Of the records, over 622 million contained an email address, including my one. I know that as I have alerts from the excellent Have I Been Pwned? service enabled; if you haven't signed up to HIBP, do so now.
Sooner or later almost any service provider you use will leak data and it's good to know when that happens so you can change passwords or delete accounts on compromised hosts.
In this case, the leaking organisation isn't known but the data came from two companies: People Data Labs (PDL) and OxyData.
The two provide a service called data enrichment. If you know someone's name, or better yet, email address, it's easy to look them up in giant databases and add more information on people.
That's the enrichment and lots of companies collect data on you and trade it for marketing purposes. Adobe - yes, the Photoshop creator - is big on marketing and offers lots of specific lists with data on individuals, as researcher Wolfie Christl pointed out.
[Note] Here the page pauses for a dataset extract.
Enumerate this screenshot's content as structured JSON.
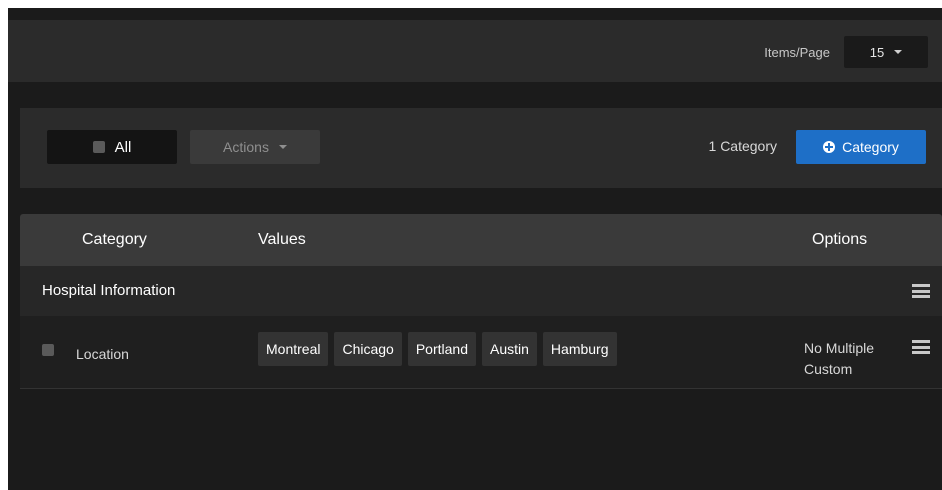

PDL and Oxydata think the data comes from one of their customers but they don't know who it was that left lots of personal information accessible to anyone with an internet connection; a fast one, as the data trove weighed in at 4 terabytes in size.
That's pretty amazingly careless, but massive data leaks like that happen at regular intervals so nobody should be surprised.
Oxydata is pretty anonymous with no indication as to who's behind the company on their website, which brags about 380 million profiles on individuals.
PDL on the other hand is more open, naming its co-founder Sean Thorne on the site, and even offers free access for up to 1000 queries a month to its 1.5 billion records on individuals.
For New Zealand, PDL holds 2,930,945 records in its database.
The data includes links to LinkedIn and Facebook profiles, birth dates, phone numbers, locations, work and personal email addresses and much more in some records, much less in others.
According to PDL, the information has been gathered from customers who volunteered it, and public data sources. Think about that for a while: if like me you had never heard of PDL before, the next thing you wonder is who gave or sold them your data?
It's free and simple to peek in PDL's database with minimal coding required, so I did.
There's plenty of detail on me in there, but not as much as I thought and one particular record looked like it had been merged with someone else's data and was really wrong as a result; which is arguably worse as it could lead to mistakes and confusion with other people.
PDL holds far less data on Jacinda Ardern, but have almost as much on Privacy Commissioner John Edwards (yes, I notified him about this) as it does on me. For Edwards and myself, the PDL data looks similar to what's on our LinkedIn profiles which might be an indication of its origin. LinkedIn suffered a data breach in 2012, with 167 million account credentials being leaked.
All the records I looked at have unique identifiers and SHA256 computed hash values for email addresses.
I am going to go out on a limb here and say that neither Ardern nor Edwards have given their permission for PDL to aggregate their data for profile enrichment or other purposes.
I most definitely have not done that, and am waiting to hear back from PDL with an explanation as to how they got the data, and an assurance that it will be deleted.
Even if the data is deleted from PDL's database, it will be stored elsewhere though. By whom? By mysterious, irresponsible organisations that are completely clueless about basic information security I wager. I don't want that to happen for obvious reasons.
Sure, the cat's out of the bag on this one but the potential for misuse of data is massive and not just by surveillance capitalists and hypertargeting marketroids. Spammers and phishers love data that make their scammy offerings look less bogus as well and scaling them up to billion target levels must seem like a dream to criminals.
We need to think about what it means to have an unregulated personal information broking industry selling personal data on just about anyone cheaply and efficiently and ask ourselves if this is really what we want - or need?
At the very minimum, we should be told who holds our data and why, and given a chance to opt out. That's for organisations operating above the line of course; the others need to be reported to the authorities and closed down.